Many popular locations are suffering from for sale sign "black spots" due to properties being snapped up, says Rightmove

Monopoly houses on Old Kent Road and Mayfair
Monopoly houses on Old Kent Road and Mayfair

Prices are up by 2.6pc on a previous record of 255,962 set only last month, according to the website's records, which go back to 2002 Photo: Justin Sutcliffe

House sellers' asking prices have lifted to record highs for two months in a row amid a "ridiculously tight" supply of homes for buyers to choose from in many areas of the South, a property website has reported.

New seller asking prices hit a new peak of 262,594 in April across England and Wales, which is 7.3pc higher than a year ago, marking the fastest annual rate of increase seen since October 2007, Rightmove said.

Prices are up by 2.6pc on a previous record of 255,962 set only last month, according to the website's records, which go back to 2002.

Asking prices hit new records in April of around 272,321 in the South West, 335,142 in the South East, 572,348 in London and 236,659 in East Anglia, as many popular locations are suffering from for sale sign "black spots" due to properties being snapped up, Rightmove said.

The website quoted one estate agent from Surrey who said 12 buyers are registering for every property that comes to market and another from Bristol who said strong competition for homes is prompting properties to be sold for 3pc above their asking price.

In London, asking prices are up by 15.9pc on a year ago typically and they have surged by 41.8pc since October 2007.

Asking prices in northern regions, where the supply of homes for sale is more evenly matched with the number of buyers coming to market, are still around 6pc below their October 2007 levels.

The North West has the furthest to climb, with asking prices standing at around 8.8pc below what they were in October 2007, at 165,581 on average.

Since 2007, London sellers have typically hiked their prices by more than the cost of an average home in the North West.

Rightmove said London's new sellers are asking an "eye-watering" 168,711 more than they were six and-a-half years ago, while Northern regions are down by 10,653 over the same period and in the North West, prices are still around 16,049 adrift.

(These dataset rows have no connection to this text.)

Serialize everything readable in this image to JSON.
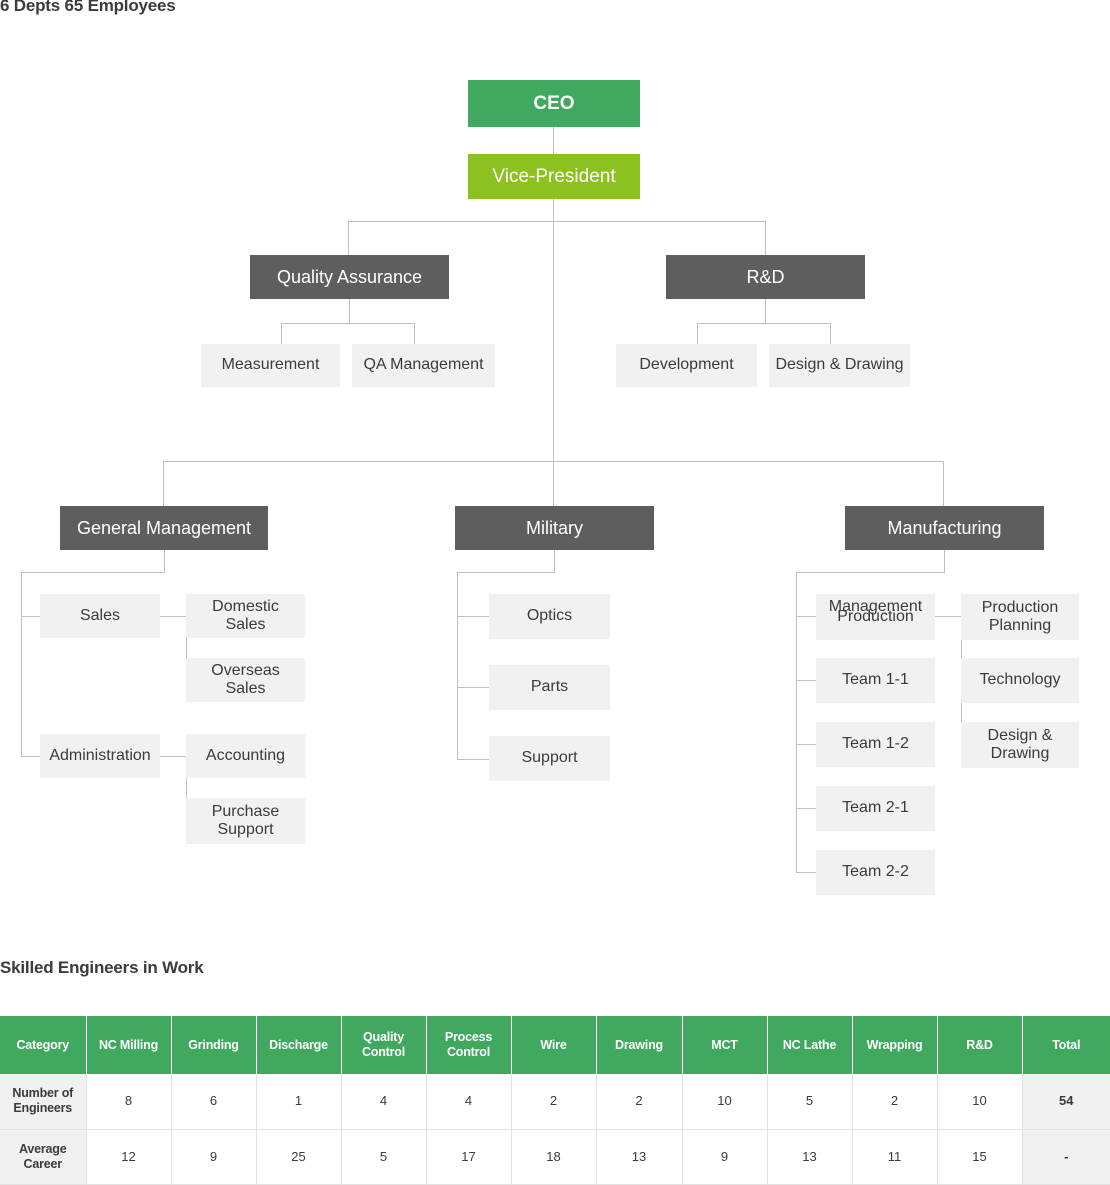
{
  "header": {
    "title": "6 Depts 65 Employees"
  },
  "org_chart": {
    "ceo": "CEO",
    "vice_president": "Vice-President",
    "quality_assurance": {
      "label": "Quality Assurance",
      "children": [
        "Measurement",
        "QA Management"
      ]
    },
    "rnd": {
      "label": "R&D",
      "children": [
        "Development",
        "Design & Drawing"
      ]
    },
    "general_management": {
      "label": "General Management",
      "children": [
        {
          "label": "Sales",
          "children": [
            "Domestic Sales",
            "Overseas Sales"
          ]
        },
        {
          "label": "Administration",
          "children": [
            "Accounting",
            "Purchase Support"
          ]
        }
      ]
    },
    "military": {
      "label": "Military",
      "children": [
        "Optics",
        "Parts",
        "Support"
      ]
    },
    "manufacturing": {
      "label": "Manufacturing",
      "children": [
        {
          "label": "Production",
          "overlap_label": "Management"
        },
        {
          "label": "Team 1-1"
        },
        {
          "label": "Team 1-2"
        },
        {
          "label": "Team 2-1"
        },
        {
          "label": "Team 2-2"
        }
      ],
      "grandchildren": [
        "Production Planning",
        "Technology",
        "Design & Drawing"
      ]
    }
  },
  "engineers_section": {
    "title": "Skilled Engineers in Work",
    "table": {
      "columns": [
        "Category",
        "NC Milling",
        "Grinding",
        "Discharge",
        "Quality Control",
        "Process Control",
        "Wire",
        "Drawing",
        "MCT",
        "NC Lathe",
        "Wrapping",
        "R&D",
        "Total"
      ],
      "rows": [
        {
          "label": "Number of Engineers",
          "values": [
            "8",
            "6",
            "1",
            "4",
            "4",
            "2",
            "2",
            "10",
            "5",
            "2",
            "10"
          ],
          "total": "54"
        },
        {
          "label": "Average Career",
          "values": [
            "12",
            "9",
            "25",
            "5",
            "17",
            "18",
            "13",
            "9",
            "13",
            "11",
            "15"
          ],
          "total": "-"
        }
      ]
    }
  },
  "colors": {
    "ceo_green": "#41a85f",
    "vp_lime": "#8cc220",
    "dept_gray": "#5e5e5e",
    "sub_gray": "#f1f1f1",
    "line_gray": "#bfbfbf",
    "table_header_green": "#41a85f"
  }
}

Prices are higher in every region across England and Wales than they were a year ago, with London seeing the biggest leap and the West Midlands the smallest, with a 0.8pc annual increase taking prices there to 194,175 on average.

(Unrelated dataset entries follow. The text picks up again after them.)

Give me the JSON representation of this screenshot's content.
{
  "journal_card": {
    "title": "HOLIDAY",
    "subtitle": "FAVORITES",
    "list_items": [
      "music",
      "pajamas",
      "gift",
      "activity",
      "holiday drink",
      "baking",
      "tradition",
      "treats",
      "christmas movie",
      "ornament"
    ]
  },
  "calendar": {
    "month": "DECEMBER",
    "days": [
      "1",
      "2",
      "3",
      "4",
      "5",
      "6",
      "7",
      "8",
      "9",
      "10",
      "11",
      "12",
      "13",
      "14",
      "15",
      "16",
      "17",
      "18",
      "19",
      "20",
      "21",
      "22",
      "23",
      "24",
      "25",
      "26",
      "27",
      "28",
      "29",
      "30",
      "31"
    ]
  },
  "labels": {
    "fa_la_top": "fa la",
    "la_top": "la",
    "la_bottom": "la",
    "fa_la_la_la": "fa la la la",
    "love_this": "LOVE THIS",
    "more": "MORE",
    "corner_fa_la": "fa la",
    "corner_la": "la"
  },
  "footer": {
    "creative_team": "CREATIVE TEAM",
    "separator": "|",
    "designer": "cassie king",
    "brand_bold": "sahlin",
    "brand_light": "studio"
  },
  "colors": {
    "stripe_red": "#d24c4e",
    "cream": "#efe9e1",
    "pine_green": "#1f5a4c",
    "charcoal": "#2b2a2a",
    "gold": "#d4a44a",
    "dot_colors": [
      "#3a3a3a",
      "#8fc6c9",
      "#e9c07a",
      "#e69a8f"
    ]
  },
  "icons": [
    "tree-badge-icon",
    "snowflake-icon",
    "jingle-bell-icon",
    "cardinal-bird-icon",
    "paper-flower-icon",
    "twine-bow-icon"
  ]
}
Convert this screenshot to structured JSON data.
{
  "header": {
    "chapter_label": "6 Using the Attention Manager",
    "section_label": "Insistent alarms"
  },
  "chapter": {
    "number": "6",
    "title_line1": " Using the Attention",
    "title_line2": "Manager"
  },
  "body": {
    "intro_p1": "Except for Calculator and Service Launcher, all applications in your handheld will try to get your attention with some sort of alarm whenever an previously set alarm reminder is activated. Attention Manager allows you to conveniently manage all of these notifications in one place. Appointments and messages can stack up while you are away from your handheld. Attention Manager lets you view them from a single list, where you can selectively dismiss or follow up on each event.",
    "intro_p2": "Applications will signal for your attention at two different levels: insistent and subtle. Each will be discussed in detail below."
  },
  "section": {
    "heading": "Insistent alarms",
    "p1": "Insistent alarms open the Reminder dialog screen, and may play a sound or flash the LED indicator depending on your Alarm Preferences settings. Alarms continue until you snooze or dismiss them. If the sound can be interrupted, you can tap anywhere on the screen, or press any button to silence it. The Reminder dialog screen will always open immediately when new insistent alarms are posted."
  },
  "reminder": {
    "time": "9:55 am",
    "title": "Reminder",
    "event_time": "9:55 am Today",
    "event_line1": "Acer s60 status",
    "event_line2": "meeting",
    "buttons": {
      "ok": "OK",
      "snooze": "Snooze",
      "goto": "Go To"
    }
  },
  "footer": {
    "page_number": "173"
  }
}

In Wales, sellers have hiked their asking prices by 0.9pc year-on year to reach 171,663 typically.

Strengthening housing market activity has fuelled concerns that property values are surging to unaffordable levels in places where the supply of homes is not enough to keep pace with the growth in demand.

Last week, the Royal Institution of Chartered Surveyors (Rics) said there is a "desperate need" to address the lack of homes on the market, warning that house prices will continue surging by around 6pc annually for the next five years unless more is done.

Mortgage support schemes such as Help to Buy and improving consumer confidence have prompted more buyers to flood into the market in recent months, while London is continuing to attract strong interest from overseas buyers.

Miles Shipside, director of Rightmove, said that a "ripple effect" stemming from the "boom" in the London market means that southern regions are now starting to see stronger uplifts as would-be buyers broaden their search.

He said: "Supply in much of the South is ridiculously tight, with 'for sale' board black spots in many popular locations within easy commuting distance of London.

"There are vicious circles where there is so little property for sale that few local home owners are willing to come to market to trade up, exacerbating the shortages and boosting sellers' pricing power.

"While there are some hot spots emerging in the North, the momentum is not nearly as fast-paced and the better match between supply and demand means that the market is running at more sustainable levels."

Rightmove quoted estate agents' who told how the market is continuing to hot up.

Speaking about the London market, Andrew Weir, of Foxtons, said: "Last month alone we saw an increase of 20pc of new buyers registering with Foxtons compared to the same time last year and many prime London properties are attracting multiple offers and selling over the asking price.

"Because of this, buyers who had once focused upon properties in one particular area are more and more likely to have to expand their search."

Douglas Sleaper of Townends in Surrey said 12 buyers are registering for every new property that comes to market.

He said: "The severe shortage of new stock is driving prices up, in hotspots like Guildford."

James Butler, of Woods Estate Agents in north Bristol, said properties there have been selling for up to 3% over the asking price, due to the "big imbalance" between supply and demand.

In a reflection of the calmer northern market, Andrew Regan - of Regan and Hallworths in Wigan - said there is currently a "nice balance of supply and demand for stock".

Mr Regan said: "The market buoyancy has led to some sellers thinking they can list their property for more than its value, but we have been advising people to be realistic in order to help them get the best deal."